So what is going on?

Kevin McCullough writes that the polls are wrong because Trump voters are reluctant to admit who they're voting for.

Now the "smart people" will tell you [that a Trump win is] not possible and that he lags Joe Biden in the polls by margins too big to overcome. If you only look at the selective polls listed in the Real Clear Politics average one might come to that conclusion (Just like they did in 2016).

One thing they won't tell you though is that the hesitancy to tell pollsters what they think is a real phenomenon. A little more than a month ago Bloomberg published a survey that demonstrated Republicans and Independents are more than twice as likely as Democrats to not reveal to pollsters their true thoughts.

Maybe. I think it's more likely that any significant errors stem from inaccurate demographic mixes -- that they're underweighting Trump's support among Blacks, Hispanics, gays, and others.

Mollie Hemingway points out that Trump is polling better now than he did in 2016.

So you see that Biden is averaging a 7-point lead in Pennsylvania, but Clinton was averaging a nearly identical lead there four years ago -- before Trump won it narrowly on election day. Likewise, Biden's Florida lead is very similar to Clinton's lead four years ago. Trump won Florida.

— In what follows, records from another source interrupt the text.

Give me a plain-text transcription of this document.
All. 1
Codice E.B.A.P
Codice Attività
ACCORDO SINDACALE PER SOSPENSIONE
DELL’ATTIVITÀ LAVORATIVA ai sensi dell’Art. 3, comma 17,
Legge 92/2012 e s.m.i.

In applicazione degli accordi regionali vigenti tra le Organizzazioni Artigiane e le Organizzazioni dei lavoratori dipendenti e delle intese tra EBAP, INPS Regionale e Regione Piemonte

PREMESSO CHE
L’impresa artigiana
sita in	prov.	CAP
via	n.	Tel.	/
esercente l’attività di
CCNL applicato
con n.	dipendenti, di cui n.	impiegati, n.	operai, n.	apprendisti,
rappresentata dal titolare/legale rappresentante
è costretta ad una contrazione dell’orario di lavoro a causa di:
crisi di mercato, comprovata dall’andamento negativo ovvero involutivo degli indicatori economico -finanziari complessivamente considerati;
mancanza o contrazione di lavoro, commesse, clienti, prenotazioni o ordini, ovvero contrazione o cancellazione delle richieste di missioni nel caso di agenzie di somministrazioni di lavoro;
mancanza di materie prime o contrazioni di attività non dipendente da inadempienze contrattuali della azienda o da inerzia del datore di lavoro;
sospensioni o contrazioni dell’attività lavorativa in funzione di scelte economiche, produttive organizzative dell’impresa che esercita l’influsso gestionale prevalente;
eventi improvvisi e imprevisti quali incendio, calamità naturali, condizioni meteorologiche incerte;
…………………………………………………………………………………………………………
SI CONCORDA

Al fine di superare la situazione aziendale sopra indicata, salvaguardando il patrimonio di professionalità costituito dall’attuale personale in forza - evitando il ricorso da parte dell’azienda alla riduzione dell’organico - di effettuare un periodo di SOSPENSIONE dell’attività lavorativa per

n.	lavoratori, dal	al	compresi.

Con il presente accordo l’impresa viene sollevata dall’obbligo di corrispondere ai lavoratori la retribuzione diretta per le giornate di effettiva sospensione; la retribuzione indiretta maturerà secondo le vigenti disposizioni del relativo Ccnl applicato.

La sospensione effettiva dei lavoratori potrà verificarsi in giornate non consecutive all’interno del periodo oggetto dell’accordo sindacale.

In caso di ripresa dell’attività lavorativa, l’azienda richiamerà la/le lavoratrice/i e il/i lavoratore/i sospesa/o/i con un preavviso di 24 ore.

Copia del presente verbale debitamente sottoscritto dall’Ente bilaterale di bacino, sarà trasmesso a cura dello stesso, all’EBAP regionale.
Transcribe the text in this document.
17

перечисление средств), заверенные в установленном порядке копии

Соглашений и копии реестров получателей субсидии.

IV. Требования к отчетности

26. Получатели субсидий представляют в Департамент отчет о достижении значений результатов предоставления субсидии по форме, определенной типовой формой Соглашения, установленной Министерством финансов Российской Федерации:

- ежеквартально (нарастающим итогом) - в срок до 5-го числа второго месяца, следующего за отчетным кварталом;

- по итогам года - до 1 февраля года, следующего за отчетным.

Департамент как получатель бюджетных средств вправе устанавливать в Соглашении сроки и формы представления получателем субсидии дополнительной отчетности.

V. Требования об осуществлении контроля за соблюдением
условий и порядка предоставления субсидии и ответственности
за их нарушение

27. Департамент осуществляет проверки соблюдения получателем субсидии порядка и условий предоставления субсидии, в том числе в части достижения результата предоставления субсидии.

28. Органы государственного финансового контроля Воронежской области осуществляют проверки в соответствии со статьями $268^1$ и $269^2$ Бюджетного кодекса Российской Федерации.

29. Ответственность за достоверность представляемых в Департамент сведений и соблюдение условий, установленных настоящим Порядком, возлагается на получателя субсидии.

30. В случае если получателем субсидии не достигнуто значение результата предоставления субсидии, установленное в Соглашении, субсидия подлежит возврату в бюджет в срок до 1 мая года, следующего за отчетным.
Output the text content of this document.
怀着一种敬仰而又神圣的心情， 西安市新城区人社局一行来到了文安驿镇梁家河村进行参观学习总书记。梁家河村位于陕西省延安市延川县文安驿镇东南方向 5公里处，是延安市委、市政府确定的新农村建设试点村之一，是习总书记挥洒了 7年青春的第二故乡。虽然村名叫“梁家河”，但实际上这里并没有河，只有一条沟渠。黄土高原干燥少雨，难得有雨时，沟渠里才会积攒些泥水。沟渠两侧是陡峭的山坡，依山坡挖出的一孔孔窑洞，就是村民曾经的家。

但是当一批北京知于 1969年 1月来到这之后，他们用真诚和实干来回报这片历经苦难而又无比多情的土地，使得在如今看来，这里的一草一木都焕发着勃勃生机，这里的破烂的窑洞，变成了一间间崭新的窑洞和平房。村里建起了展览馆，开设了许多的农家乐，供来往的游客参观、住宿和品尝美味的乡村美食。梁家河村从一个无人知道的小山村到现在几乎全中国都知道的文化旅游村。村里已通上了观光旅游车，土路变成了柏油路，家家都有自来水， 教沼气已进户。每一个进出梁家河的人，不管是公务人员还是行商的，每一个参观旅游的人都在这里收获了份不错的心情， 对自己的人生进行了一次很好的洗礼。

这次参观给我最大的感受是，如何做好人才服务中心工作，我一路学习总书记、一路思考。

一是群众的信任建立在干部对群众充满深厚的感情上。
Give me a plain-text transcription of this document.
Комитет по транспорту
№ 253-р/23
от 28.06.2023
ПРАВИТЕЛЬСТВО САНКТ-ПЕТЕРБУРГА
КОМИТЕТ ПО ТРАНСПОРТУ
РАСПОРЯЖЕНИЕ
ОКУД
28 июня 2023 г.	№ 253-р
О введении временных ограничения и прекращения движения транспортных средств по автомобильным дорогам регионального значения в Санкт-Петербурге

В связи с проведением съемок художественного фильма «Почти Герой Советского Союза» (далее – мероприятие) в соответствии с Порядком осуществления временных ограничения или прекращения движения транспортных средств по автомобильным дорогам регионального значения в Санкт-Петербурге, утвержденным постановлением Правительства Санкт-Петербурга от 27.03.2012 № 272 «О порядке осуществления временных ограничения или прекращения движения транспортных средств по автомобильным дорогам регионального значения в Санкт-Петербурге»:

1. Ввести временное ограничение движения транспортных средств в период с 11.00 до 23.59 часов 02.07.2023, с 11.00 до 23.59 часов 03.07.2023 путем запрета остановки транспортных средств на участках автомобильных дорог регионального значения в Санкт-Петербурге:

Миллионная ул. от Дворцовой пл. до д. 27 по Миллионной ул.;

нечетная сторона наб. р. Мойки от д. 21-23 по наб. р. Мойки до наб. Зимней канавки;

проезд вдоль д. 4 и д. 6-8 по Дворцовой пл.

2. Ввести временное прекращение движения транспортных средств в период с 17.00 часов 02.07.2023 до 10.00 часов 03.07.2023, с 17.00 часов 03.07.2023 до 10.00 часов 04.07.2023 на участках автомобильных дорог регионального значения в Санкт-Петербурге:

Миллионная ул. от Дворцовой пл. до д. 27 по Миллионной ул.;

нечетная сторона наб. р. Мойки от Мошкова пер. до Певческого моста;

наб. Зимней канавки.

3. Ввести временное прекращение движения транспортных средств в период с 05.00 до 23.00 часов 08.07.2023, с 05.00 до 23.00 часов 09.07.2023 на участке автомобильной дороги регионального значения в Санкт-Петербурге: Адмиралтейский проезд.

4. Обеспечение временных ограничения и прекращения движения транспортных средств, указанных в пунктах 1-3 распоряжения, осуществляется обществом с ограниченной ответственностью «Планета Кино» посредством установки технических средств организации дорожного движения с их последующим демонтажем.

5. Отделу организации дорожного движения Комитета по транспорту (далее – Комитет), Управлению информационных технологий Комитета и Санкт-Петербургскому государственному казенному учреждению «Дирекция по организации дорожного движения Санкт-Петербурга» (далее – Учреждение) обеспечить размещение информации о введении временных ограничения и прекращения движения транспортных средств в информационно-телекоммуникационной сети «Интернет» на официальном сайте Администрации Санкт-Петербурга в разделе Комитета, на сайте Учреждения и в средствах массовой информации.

Biden is not performing as well in Wisconsin as Clinton was four years ago. Trump won that state. Biden is doing less well in Michigan, according to the polls, than Clinton did four years ago. Trump won Michigan. Biden's doing a bit better in North Carolina than Clinton did but Trump won that state by a 4-point margin.

There are a lot of people who don't put much confidence in polling, but this table shows that even according to the polls themselves, Trump's performance at this point in the election process is on track with where he was in 2016.

I'm not good at predicting elections, but I will: Trump will win re-election.